The statement about the deepfakes is just patently incorrect on your part. It is a trained model which takes an input, and outputs a manipulated output based on its training. That's enough to meet the criteria. Before it was fairly difficult and almost immediately identifiable as AI manipulated. It's now popular because it's gotten good enough to not be immediately noticeable, done fairly easily, and is at the point where it can be mostly automated.

[–] RidcullyTheBrown 1 points 7 months ago (1 children)

The statement about the deepfakes is just patently incorrect on your part. It is a trained model which takes an input, and outputs a manipulated output based on its training. That’s enough to meet the criteria. Before it was fairly difficult and almost immediately identifiable as AI manipulated. It’s now popular because it’s gotten good enough to not be immediately noticeable, done fairly easily, and is at the point where it can be mostly automated.

I never claimed that the current software didn’t use machine learning. I simply said that faking video/images has been happening long before machine learning was involved in it and I completely disagree that it is harder to identify fakes now than it used to be. Maybe it wasn’t a technology that was easily available, but image manipulation is something we have been seeing for a long time. If anything, the fact that it is know public knowledge that image, voice and movie clips can be faked will help people to stop trusting them when they shouldn’t

[–] [email protected] 1 points 7 months ago* (last edited 7 months ago) (1 children)

I never claimed that the current software didn’t use machine learning

This is not AI.

This is your straight statement, and your only argument was saying it was done before AI was used in it. That's a poor argument. That's like arguing that self driving isn't AI because remote control car piloting existed.

Automated image manipulation vs having 100s of hours in Photoshop. That's AI vs what came before. Inputting a source file and getting a manipulated file after some amount of time, vs hours of meticulous work trying to get minor details right.

If we want to compare oldschool manipulation vs AI Manipulation, then yes, fakes now are on par with the insane skill of some image doctoring artists - you're just looking for different things - but it's at an exponentially lower cost than hiring a professional. Compare AI to itself, though? It's night and day. Early AI manipulation was atrocious. And modern AI manipulation is only going to get better. That is all due to breakthroughs in AI. imagine what the hell will happen when Sora becomes usable by anyone.

Machine learning has taken an originally hard thing to do and made it cheap and easy. Now, any schmuck can pump out doctored footage in an afternoon. That's why the AI porn is big- you can pay dirt cheap and give the model photos of any random woman and it'll make porn of them - and that fact has turned it into a much more viable business model than before, that's currently creating massive amounts of non consensual porn fakes- exponentially more than before.

[–] RidcullyTheBrown 1 points 7 months ago

This is not AI.

I think I explained in the rest of the paragraph what I meant by that. What’s the point of replying to someone while truncating their message? I know what I said and why.

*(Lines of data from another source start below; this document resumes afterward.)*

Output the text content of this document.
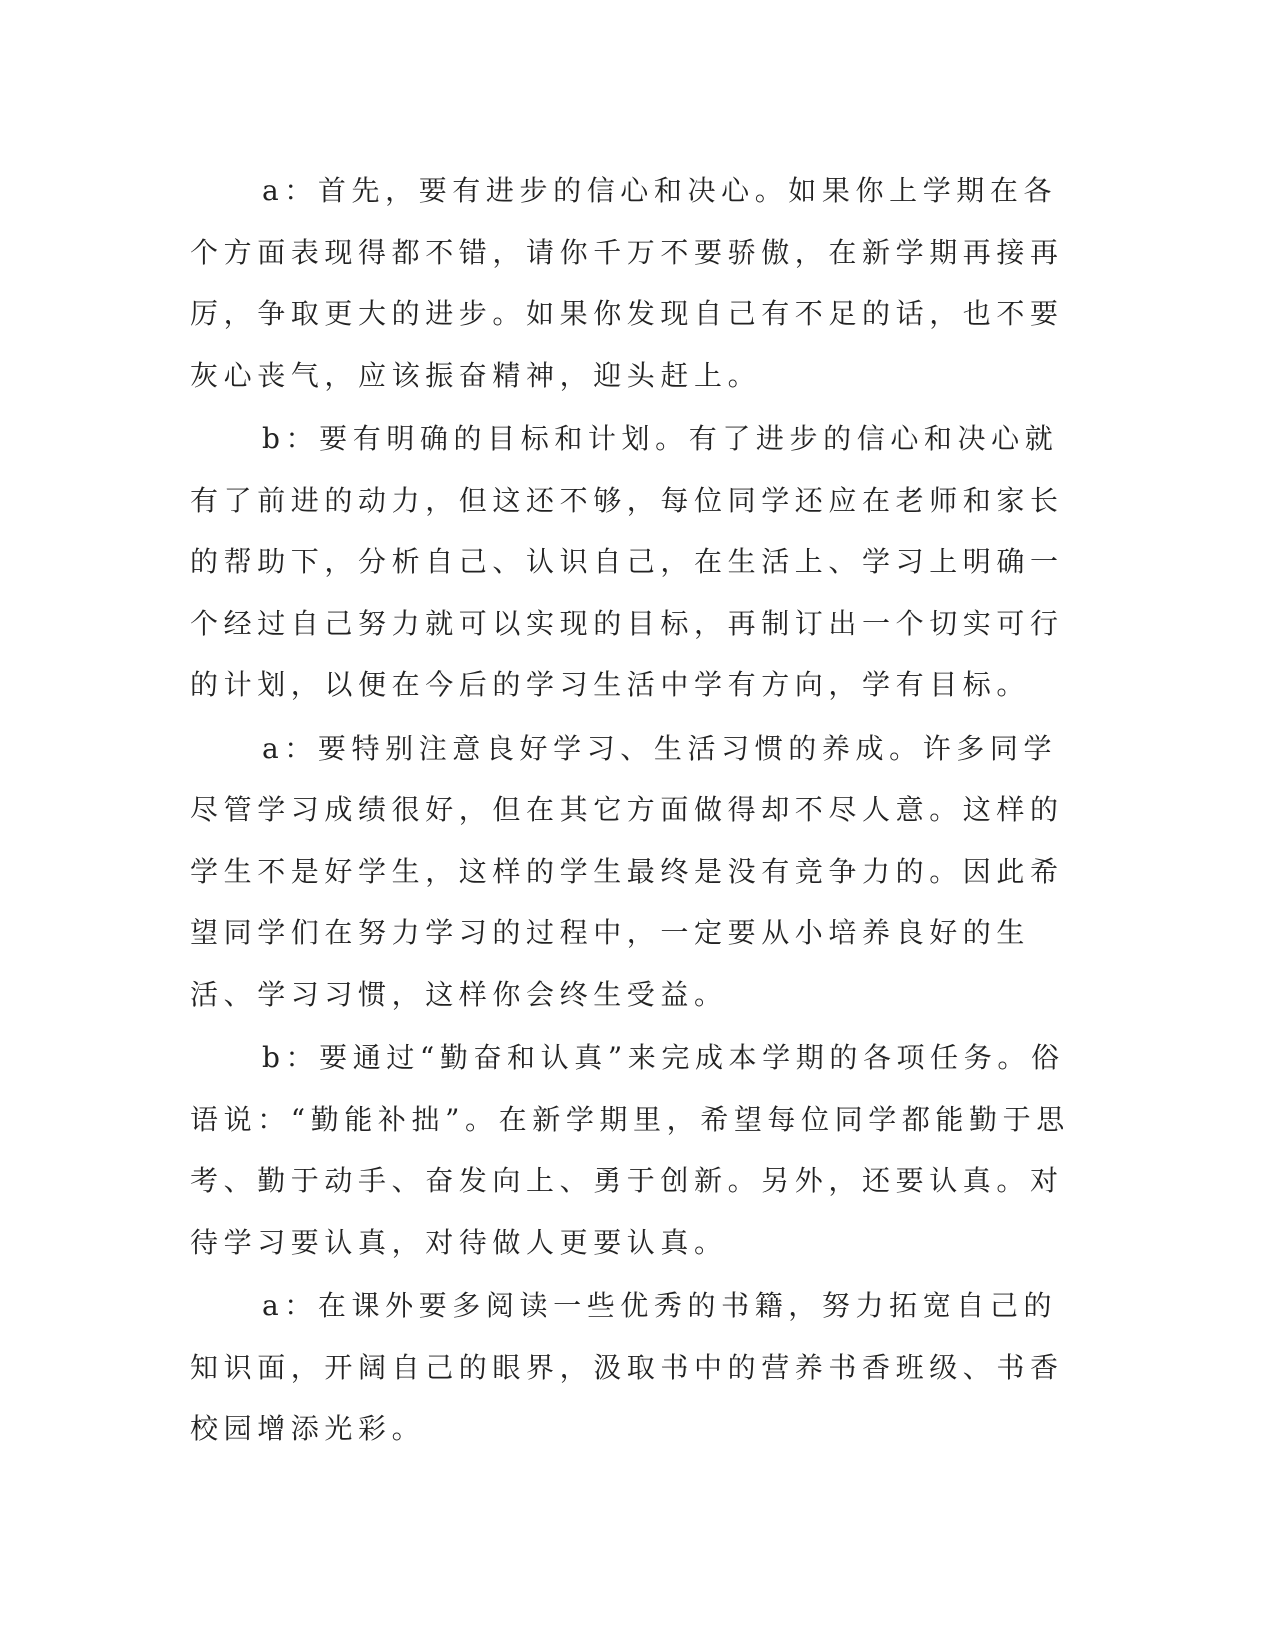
a：首先，要有进步的信心和决心。如果你上学期在各个方面表现得都不错，请你千万不要骄傲，在新学期再接再厉，争取更大的进步。如果你发现自己有不足的话，也不要灰心丧气，应该振奋精神，迎头赶上。

b：要有明确的目标和计划。有了进步的信心和决心就有了前进的动力，但这还不够，每位同学还应在老师和家长的帮助下，分析自己、认识自己，在生活上、学习上明确一个经过自己努力就可以实现的目标，再制订出一个切实可行的计划，以便在今后的学习生活中学有方向，学有目标。

a：要特别注意良好学习、生活习惯的养成。许多同学尽管学习成绩很好，但在其它方面做得却不尽人意。这样的学生不是好学生，这样的学生最终是没有竞争力的。因此希望同学们在努力学习的过程中，一定要从小培养良好的生活、学习习惯，这样你会终生受益。

b：要通过“勤奋和认真”来完成本学期的各项任务。俗语说：“勤能补拙”。在新学期里，希望每位同学都能勤于思考、勤于动手、奋发向上、勇于创新。另外，还要认真。对待学习要认真，对待做人更要认真。

a：在课外要多阅读一些优秀的书籍，努力拓宽自己的知识面，开阔自己的眼界，汲取书中的营养书香班级、书香校园增添光彩。
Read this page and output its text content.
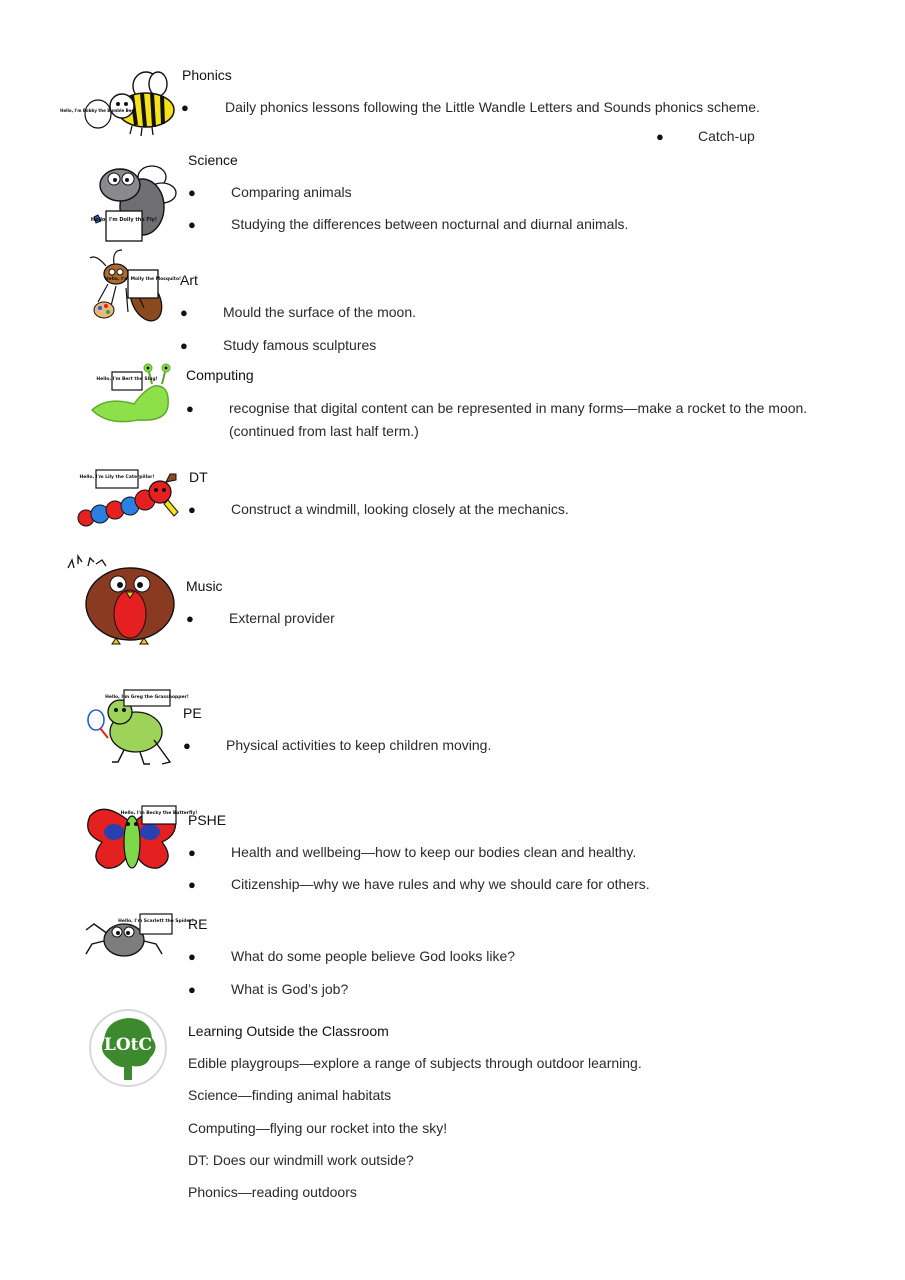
Hello, I'm Bobby the Bumble Bee!
Phonics
●	Daily phonics lessons following the Little Wandle Letters and Sounds phonics scheme.
● Catch-up
Hello, I'm Dolly the Fly!
Science
●	Comparing animals
●	Studying the differences between nocturnal and diurnal animals.
Hello, I'm Molly the Mosquito!
Art
●	Mould the surface of the moon.
●	Study famous sculptures
Hello, I'm Bert the Slug! Computing
●	recognise that digital content can be represented in many forms—make a rocket to the moon. (continued from last half term.)
Hello, I'm Lily the Caterpillar! DT
●	Construct a windmill, looking closely at the mechanics.
Music
●	External provider
Hello, I'm Greg the Grasshopper!
PE
●	Physical activities to keep children moving.
Hello, I'm Becky the Butterfly!
PSHE
●	Health and wellbeing—how to keep our bodies clean and healthy.
●	Citizenship—why we have rules and why we should care for others.
Hello, I'm Scarlett the Spider!
RE
●	What do some people believe God looks like?
●	What is God’s job?
LOtC
Learning Outside the Classroom
Edible playgroups—explore a range of subjects through outdoor learning.
Science—finding animal habitats
Computing—flying our rocket into the sky!
DT: Does our windmill work outside?
Phonics—reading outdoors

That’s why the AI porn is big- you can pay dirt cheap and give the model photos of any random woman and it’ll make porn of them - and that fact has turned it into a much more viable business model than before, that’s currently creating massive amounts of non consensual porn fakes- exponentially more than before.

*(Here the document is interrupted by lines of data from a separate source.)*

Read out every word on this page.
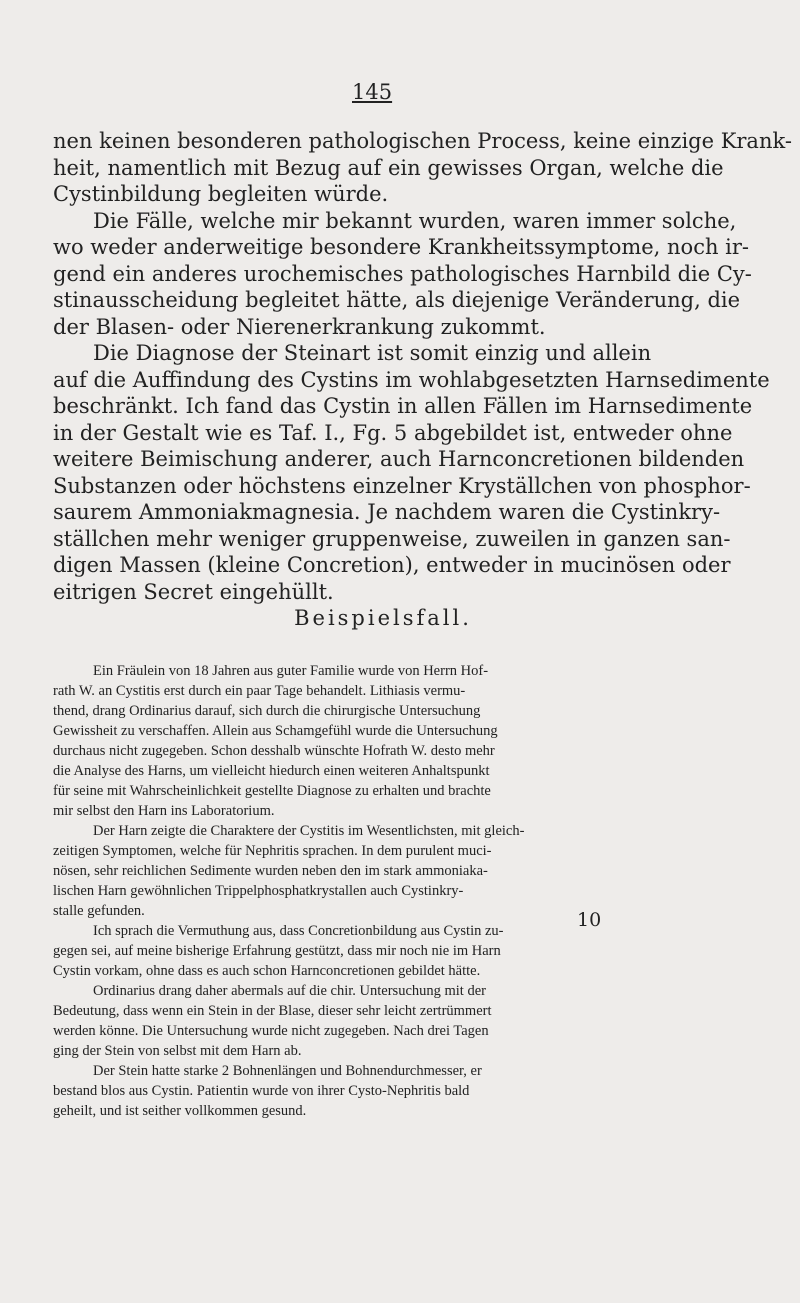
145
nen keinen besonderen pathologischen Process, keine einzige Krank-
heit, namentlich mit Bezug auf ein gewisses Organ, welche die
Cystinbildung begleiten würde.
Die Fälle, welche mir bekannt wurden, waren immer solche,
wo weder anderweitige besondere Krankheitssymptome, noch ir-
gend ein anderes urochemisches pathologisches Harnbild die Cy-
stinausscheidung begleitet hätte, als diejenige Veränderung, die
der Blasen- oder Nierenerkrankung zukommt.
Die Diagnose der Steinart ist somit einzig und allein
auf die Auffindung des Cystins im wohlabgesetzten Harnsedimente
beschränkt. Ich fand das Cystin in allen Fällen im Harnsedimente
in der Gestalt wie es Taf. I., Fg. 5 abgebildet ist, entweder ohne
weitere Beimischung anderer, auch Harnconcretionen bildenden
Substanzen oder höchstens einzelner Kryställchen von phosphor-
saurem Ammoniakmagnesia. Je nachdem waren die Cystinkry-
ställchen mehr weniger gruppenweise, zuweilen in ganzen san-
digen Massen (kleine Concretion), entweder in mucinösen oder
eitrigen Secret eingehüllt.
Beispielsfall.
Ein Fräulein von 18 Jahren aus guter Familie wurde von Herrn Hof-
rath W. an Cystitis erst durch ein paar Tage behandelt. Lithiasis vermu-
thend, drang Ordinarius darauf, sich durch die chirurgische Untersuchung
Gewissheit zu verschaffen. Allein aus Schamgefühl wurde die Untersuchung
durchaus nicht zugegeben. Schon desshalb wünschte Hofrath W. desto mehr
die Analyse des Harns, um vielleicht hiedurch einen weiteren Anhaltspunkt
für seine mit Wahrscheinlichkeit gestellte Diagnose zu erhalten und brachte
mir selbst den Harn ins Laboratorium.
Der Harn zeigte die Charaktere der Cystitis im Wesentlichsten, mit gleich-
zeitigen Symptomen, welche für Nephritis sprachen. In dem purulent muci-
nösen, sehr reichlichen Sedimente wurden neben den im stark ammoniaka-
lischen Harn gewöhnlichen Trippelphosphatkrystallen auch Cystinkry-
stalle gefunden.
Ich sprach die Vermuthung aus, dass Concretionbildung aus Cystin zu-
gegen sei, auf meine bisherige Erfahrung gestützt, dass mir noch nie im Harn
Cystin vorkam, ohne dass es auch schon Harnconcretionen gebildet hätte.
Ordinarius drang daher abermals auf die chir. Untersuchung mit der
Bedeutung, dass wenn ein Stein in der Blase, dieser sehr leicht zertrümmert
werden könne. Die Untersuchung wurde nicht zugegeben. Nach drei Tagen
ging der Stein von selbst mit dem Harn ab.
Der Stein hatte starke 2 Bohnenlängen und Bohnendurchmesser, er
bestand blos aus Cystin. Patientin wurde von ihrer Cysto-Nephritis bald
geheilt, und ist seither vollkommen gesund.
10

Sure, but I don’t see how this is a problem except maybe for the workers of the porn industry? And in general, with generated content (text or anything else) the major concern seems to be quantity. Exponential growth of content means nothing. The consumer cannot grow the consumption exponentially so this will just end up using storage space

[–] [email protected] -3 points 7 months ago (1 children)

A lot of what you’ve mentioned has existed for decades in some fashion. It’s just code.

[–] Passerby6497 1 points 7 months ago

And making these tools mass market instead of being something niche that requires actual talent to do is absolutely something to blame ChatGPT for.